Ok, this is a bit off topic for this list but a good review (and Python introduction) for me.
First a look at the ascii table (see link):
http://www.lookuptables.com/
I think it is useful to break the numbers ( 0 to 9 ) and the capital and small letters ( A B C and a b c should be enough) down to binary since it shows how they fit in the sequence.
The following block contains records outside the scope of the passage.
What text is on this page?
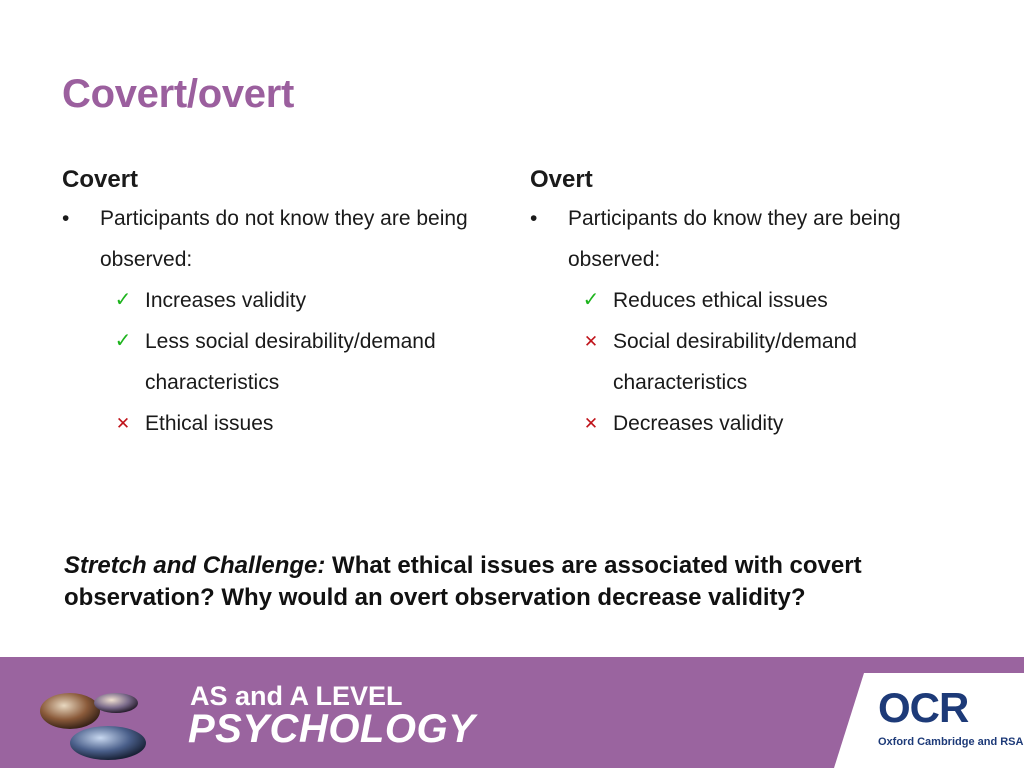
Covert/overt
Covert
• Participants do not know they are being observed:
✓ Increases validity
✓ Less social desirability/demand characteristics
✕ Ethical issues
Overt
• Participants do know they are being observed:
✓ Reduces ethical issues
✕ Social desirability/demand characteristics
✕ Decreases validity
Stretch and Challenge: What ethical issues are associated with covert observation? Why would an overt observation decrease validity?
AS and A LEVEL
PSYCHOLOGY	OCR
Oxford Cambridge and RSA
With that as a base time to diverge into the modern world of UTF-X(Xs):
http://www.jorendorff.com/articles/unicode/python.html
Now back to the Python basics of ascii (note, I am a Python learner like yourself not a programmer):
http://python.active-venture.com/lib/module-curses.ascii.html
The above is kind of a toolkit to analyze (parse when decisions are made per results) ascii characters.
Now as I have been typing I have been producing ascii characters. To see a list of which characters are mapped to which key (man keymaps) do a (from a terminal window):
[user]$ dumpkeys -l > longDumpKeys
[user]$ less longDumpKeys
This uses the "dumpkeys" utility to see the mapping of ascii characters to key press and places the results in the file "longDumpKeys" then "less longDumpKeys" reads the results one screen at a time (up and down arrow to move -- q to quit) viewing of the results.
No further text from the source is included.